Et si la plupart du temps la santé physique se voit, s’observe, la santé mentale, elle, s’écoute. Je dirais d’ailleurs que l’écoute est consubstantielle au principe de SQVT. Pourtant, elle reste encore trop souvent perçue par les entreprises comme un supplément d’âme. Alors même qu’en France, moins de la moitié des travailleurs se dit être informée ou consultée par les organisations lors de prises de décisions significatives, et que notre état de santé au travail se dégrade. En parallèle, l’attractivité des employeurs est en perte de vitesse

Cette écoute des travailleurs, qu’ils soient managers, collaborateurs, intérimaires, vacataires ou sous-traitants, peut inverser la tendance. Les retours terrain des entreprises la mettant en pratique prouvent en outre l’efficacité d’une telle approche. 
 

Ce projet de recherche s’adresse en premier lieu aux dirigeants, qui se doivent d’impulser le changement.

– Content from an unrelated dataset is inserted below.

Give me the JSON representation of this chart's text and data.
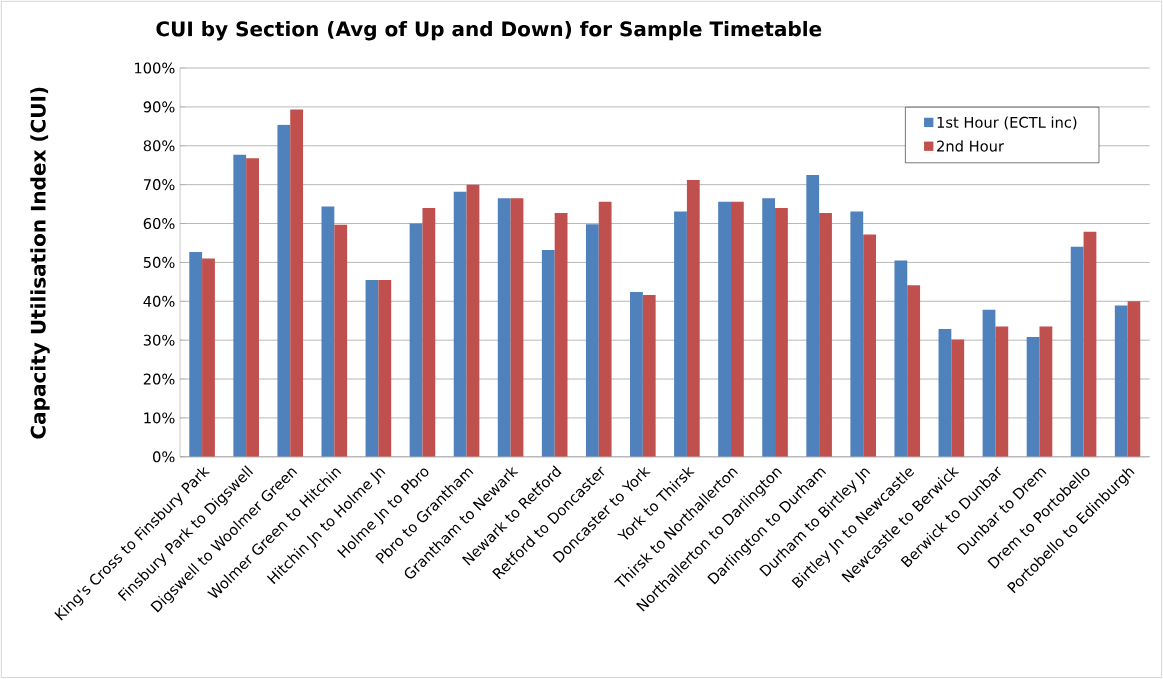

Il faut faire de l’écoute le premier principe de prévention des atteintes à la santé mentale. Et ce, jusque dans le code du travail et à grande échelle, car les initiatives isolées ne suffiront pas pour changer de paradigme managérial

Seule une démarche d’ampleur, structurée et partagée par tout un écosystème pourra fonctionner et nous permettre collectivement d’élaborer des politiques de SQVT efficaces. C’est pourquoi, en partenariat avec de nombreux acteurs de la prévention, nous avons lancé la Fondation Projet 41-21, dont l’objectif vise à développer une nouvelle norme de management de la performance par l’écoute, au travers d’un projet de recherche rassemblant 1 000 entreprises volontaires, de toutes tailles et de tous horizons. 

Ce projet de recherche s’adresse en premier lieu aux dirigeants, qui se doivent d’impulser le changement. Il repose sur un référentiel de dix blocs de compétences rassemblées sous le triptyque « écouter – évaluer – agir ». 

Concrètement, cela veut dire que les parties prenantes au projet s’engagent à écouter ce que leurs salariés ont à dire pour mieux faire et mieux vivre leur travail, à réaliser une évaluation des risques en conséquence et à imaginer des solutions permettant de créer des espaces de discussion et de transformation du travail. De plus, les résultats des études et actions réalisées seront rendus publics, afin de contribuer pleinement à l’état de l’art en matière de management et de santé au travail. 

Ainsi, par cette initiative, nous souhaitons engager un mouvement d’ensemble au service de la santé physique et mentale. Nous souhaitons passer de cas exceptionnels à des pratiques et cas d’usage de masse, bénéfiques à tous. 


*Éditions Master, 2022
 

La Fondation Projet 41-21

 

La Fondation Projet 41-21 est une fondation par fonds de dotation composée d’un conseil d’administration, d’un comité de pilotage et d’un comité d’évaluation. 

Parmi ses membres figurent Sophie Thiéry, cogarante des Assises du Travail, Jean-François Naton, membre du Conseil économique social et environnemental (CESE) et ancien président de l’Institut national de recherche et de sécurité (INRS), Michel Ledoux, avocat en santé au travail, Malakoff Humanis, Fidal, Cyril Cosme, directeur du Bureau international du travail (BIT) pour la France, quatre services de prévention et santé au travail, des chercheurs universitaires, ou encore Hervé Lanouzière, directeur de l’Institut national du travail, de l’emploi et de la formation professionnelle (INTEFP).

À ce jour, 50 organisations se sont portées volontaires pour rejoindre l’initiative en tant qu’entreprises ou référents Projet 41-21.